17.05.2010 - Turbenthal: RV Klettgau schon wieder auf Erfolgskurs
Fahrsport und Westernreiten standen am vergangenen Wochenende auf der Anlage des Reitvereins Tösstal in Turbenthal im Mittelpunkt. Der RV Klettgau wurde als letztjähriger Finalsieger seiner Reputation gerecht und gewann auch gleich die erste Fahrcup-Qualifikation des Rayons 2. Kröll und Kunz hiessen die Sieger im OKV-Westerncup.

Konzentration sowohl im Stangenlabyrinth...
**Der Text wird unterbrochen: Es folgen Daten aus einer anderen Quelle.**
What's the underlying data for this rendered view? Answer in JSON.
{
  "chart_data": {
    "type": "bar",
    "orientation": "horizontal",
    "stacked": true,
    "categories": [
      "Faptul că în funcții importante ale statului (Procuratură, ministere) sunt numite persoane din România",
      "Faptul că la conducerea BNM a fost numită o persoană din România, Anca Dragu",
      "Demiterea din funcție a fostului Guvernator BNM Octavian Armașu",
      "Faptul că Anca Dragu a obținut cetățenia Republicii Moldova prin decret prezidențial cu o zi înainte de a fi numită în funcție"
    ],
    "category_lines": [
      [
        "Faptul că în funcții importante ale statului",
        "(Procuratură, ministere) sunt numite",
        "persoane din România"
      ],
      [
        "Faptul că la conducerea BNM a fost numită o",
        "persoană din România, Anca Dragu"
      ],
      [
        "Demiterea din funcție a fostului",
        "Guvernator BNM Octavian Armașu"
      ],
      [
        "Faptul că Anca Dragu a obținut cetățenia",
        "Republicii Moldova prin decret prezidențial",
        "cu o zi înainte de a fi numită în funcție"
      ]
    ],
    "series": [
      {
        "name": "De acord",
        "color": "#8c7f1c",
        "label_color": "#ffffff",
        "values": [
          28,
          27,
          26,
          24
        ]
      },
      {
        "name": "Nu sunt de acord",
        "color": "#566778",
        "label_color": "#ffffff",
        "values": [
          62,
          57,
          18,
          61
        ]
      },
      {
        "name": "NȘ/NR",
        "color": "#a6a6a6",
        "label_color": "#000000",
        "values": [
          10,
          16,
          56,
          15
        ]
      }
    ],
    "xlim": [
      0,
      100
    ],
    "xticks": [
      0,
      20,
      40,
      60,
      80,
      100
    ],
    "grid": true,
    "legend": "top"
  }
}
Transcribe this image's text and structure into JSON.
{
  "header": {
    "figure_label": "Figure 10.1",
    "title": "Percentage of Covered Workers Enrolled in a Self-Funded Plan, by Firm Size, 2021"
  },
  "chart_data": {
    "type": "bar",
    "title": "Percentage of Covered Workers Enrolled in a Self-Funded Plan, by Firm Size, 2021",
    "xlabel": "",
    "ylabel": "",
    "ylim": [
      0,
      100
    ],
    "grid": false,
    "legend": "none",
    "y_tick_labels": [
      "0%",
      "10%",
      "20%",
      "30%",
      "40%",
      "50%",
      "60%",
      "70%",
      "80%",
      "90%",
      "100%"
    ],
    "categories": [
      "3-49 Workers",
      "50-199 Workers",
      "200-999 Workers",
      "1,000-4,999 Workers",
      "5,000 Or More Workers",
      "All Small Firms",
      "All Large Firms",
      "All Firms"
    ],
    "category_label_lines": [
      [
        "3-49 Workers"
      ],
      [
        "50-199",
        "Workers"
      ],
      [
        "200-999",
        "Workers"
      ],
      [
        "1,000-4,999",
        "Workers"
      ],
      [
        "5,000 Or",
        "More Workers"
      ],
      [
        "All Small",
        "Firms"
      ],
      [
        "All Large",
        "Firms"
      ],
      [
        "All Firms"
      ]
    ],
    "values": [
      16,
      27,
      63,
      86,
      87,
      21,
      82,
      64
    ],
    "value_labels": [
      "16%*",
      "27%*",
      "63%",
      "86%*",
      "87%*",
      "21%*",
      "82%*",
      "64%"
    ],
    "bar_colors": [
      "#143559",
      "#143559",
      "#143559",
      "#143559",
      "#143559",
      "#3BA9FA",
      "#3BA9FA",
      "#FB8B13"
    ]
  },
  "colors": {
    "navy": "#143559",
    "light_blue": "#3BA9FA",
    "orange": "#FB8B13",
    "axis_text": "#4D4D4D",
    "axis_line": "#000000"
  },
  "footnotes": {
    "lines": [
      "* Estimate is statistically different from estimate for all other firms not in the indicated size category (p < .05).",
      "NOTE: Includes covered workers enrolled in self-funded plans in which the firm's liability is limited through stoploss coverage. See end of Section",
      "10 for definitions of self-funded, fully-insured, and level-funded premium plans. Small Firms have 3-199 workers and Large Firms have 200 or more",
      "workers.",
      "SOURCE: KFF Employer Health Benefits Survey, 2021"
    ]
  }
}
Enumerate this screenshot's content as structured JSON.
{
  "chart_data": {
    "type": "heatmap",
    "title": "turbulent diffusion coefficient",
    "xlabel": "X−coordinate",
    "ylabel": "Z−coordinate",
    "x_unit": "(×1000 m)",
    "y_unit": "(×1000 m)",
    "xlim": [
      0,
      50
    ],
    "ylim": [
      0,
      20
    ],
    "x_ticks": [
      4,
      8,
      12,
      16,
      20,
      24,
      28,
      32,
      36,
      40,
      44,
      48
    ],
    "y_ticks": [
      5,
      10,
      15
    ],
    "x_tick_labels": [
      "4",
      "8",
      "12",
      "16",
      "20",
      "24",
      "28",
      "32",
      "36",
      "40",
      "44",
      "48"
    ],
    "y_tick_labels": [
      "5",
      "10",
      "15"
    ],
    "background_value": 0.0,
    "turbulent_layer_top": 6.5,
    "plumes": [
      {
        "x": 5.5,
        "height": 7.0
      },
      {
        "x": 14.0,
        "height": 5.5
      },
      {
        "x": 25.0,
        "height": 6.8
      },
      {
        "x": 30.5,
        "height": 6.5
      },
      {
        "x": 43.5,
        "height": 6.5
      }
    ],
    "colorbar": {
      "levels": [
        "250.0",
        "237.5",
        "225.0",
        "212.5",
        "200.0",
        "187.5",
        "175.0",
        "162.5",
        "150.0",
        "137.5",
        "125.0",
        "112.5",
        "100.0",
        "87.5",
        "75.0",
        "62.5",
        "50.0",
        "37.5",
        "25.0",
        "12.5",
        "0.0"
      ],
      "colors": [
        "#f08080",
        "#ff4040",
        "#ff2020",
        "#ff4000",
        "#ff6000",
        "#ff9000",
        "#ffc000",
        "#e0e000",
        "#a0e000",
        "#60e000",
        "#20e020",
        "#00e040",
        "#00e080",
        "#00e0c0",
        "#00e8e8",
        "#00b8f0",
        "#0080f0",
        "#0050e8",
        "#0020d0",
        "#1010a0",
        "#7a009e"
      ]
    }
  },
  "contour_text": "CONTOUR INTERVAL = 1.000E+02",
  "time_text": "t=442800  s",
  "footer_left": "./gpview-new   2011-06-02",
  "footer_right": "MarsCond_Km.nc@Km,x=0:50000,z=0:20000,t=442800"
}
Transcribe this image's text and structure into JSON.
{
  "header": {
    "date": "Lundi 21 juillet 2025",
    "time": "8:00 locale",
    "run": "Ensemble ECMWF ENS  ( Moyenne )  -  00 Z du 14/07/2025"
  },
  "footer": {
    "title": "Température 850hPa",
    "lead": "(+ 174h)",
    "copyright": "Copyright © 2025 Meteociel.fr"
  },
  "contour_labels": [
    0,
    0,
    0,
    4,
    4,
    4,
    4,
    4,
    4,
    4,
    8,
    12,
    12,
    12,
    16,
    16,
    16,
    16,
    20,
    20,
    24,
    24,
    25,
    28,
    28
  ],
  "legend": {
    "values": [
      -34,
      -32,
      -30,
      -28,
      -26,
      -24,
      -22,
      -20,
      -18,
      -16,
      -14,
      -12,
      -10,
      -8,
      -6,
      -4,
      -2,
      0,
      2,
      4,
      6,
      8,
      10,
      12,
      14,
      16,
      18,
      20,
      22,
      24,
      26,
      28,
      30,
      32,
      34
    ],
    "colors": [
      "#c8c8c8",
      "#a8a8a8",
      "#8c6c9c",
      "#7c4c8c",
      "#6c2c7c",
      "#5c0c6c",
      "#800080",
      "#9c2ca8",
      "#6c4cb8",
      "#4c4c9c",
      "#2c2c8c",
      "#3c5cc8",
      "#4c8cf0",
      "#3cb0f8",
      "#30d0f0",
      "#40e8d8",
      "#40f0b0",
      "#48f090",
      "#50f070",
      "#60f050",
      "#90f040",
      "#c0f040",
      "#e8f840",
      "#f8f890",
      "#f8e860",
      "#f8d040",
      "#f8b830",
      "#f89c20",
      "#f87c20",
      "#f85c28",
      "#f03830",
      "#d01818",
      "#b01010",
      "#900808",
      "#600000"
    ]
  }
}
...als auch im Hindernisparcours

Gar nicht so einfach: das Passieren des Gatters

Siegerehrung OKV Fahrcup Qualifikation (Fotos: Heidy Dietiker)
von Heidy Dietiker
Fast hätten die Klettgauer es geschafft, sechs Nullrunden in die Bahn zu legen. Aber als nach dem ersten Umgang des Schlussfahrers Ueli Wäckerlin schon vorzeitig feststand, dass der RV Klettgau als Sieger der ersten Fahrcup-Qualifikation des Sektors 2 in Turbenthal hervorgehen wird, machte die Konzentration der Freude Platz und Wäckerlin überfuhr in der zweiten Runde eine Pilone. Damit lieferte er wenigstens noch drei Punkte für das Streichresultat, aber das Schlusstotal blieb makellos. Mit dieser überlegenen Demonstration meldeten die letztjährigen Finalsieger Peter Ritzmann, Ulrich Krebser und Ueli Wäckerlin ihre Ambitionen für den diesjährigen Fahrcup bereits bei der ersten Qualifikation mit Nachdruck an.
Spannung bis zum Schluss
Richtig spannend wurde es dann nochmals beim Kampf um den dritten Schlussrang. Der Schlussfahrer der Thaynger, Bruno Stamm, durfte sich maximal drei Strafpunkte erlauben, um sich noch vor den Tösstalern zu klassieren. Stamm reizte seine Marge zwar aus, sicherte der RG Thayngen mit drei Punkten aber gleichwohl den dritten Schlussrang hinter dem RV Gossau. Dieser totalisierte dank zwei Blankorunden von Konrad Schiess und Werner Knaus lediglich drei Fehlerpunkte.
Die Fahrer kamen in Turbenthal in den Genuss von optimalen Bedingungen. Der befestigte Parkplatz, die Reithalle zum Anfahren und der Hindernisparcours auf dem Sandplatz sorgten dafür, dass trotz Dauerregen niemand mit dem grossen Wasserschlauch dem Schlamm zu Leibe rücken musste.
Beim Trail ist Coolness gefragt
Organisatorisches Neuland betrat der Reitverein Tösstal mit der Durchführung eines OKV-Western Cups. Sich statt mit Prüfungen der Kategorie R II oder GA 05, mit Trail, Horsemanship, Open und Country zu befassen, war für alle Helfer aber auch für die teils unkundigen Zuschauer eine spannende Herausforderung. Beim Trail beispielsweise kommt es nicht auf das Tempo, die Höhe oder die exakte Schrittfolge an, sondern auf das ruhige und überlegte Bewältigen verschiedener Klippen. So darf das Stangenlabyrinth am Boden nicht touchiert werden – auch nicht beim Rückwärtstreten um die Ecke. Oder der Reiter darf beim Öffnen das grosse Gatter nicht loslassen, das Tor darf aber auch das Pferd nicht berühren und gleichzeitig muss darauf geachtet werden, dass das (imaginäre) Rind nicht durch das Gatter entweicht. Besonnene Pferde, welche die gestellten Aufgaben ruhig und überlegt angehen sind bei diesen Prüfungen eindeutig im Vorteil. Die Siegerinnen im OKV-Movanorm-Western Cup – eine Wertung aus Horsemanship und Trail – heissen Rosina Kröll aus Schottikon mit Little Hanna Peppy in der Open Klasse und Sandra Kunz aus Wald mit Lets Bee Cody in der Country Klasse.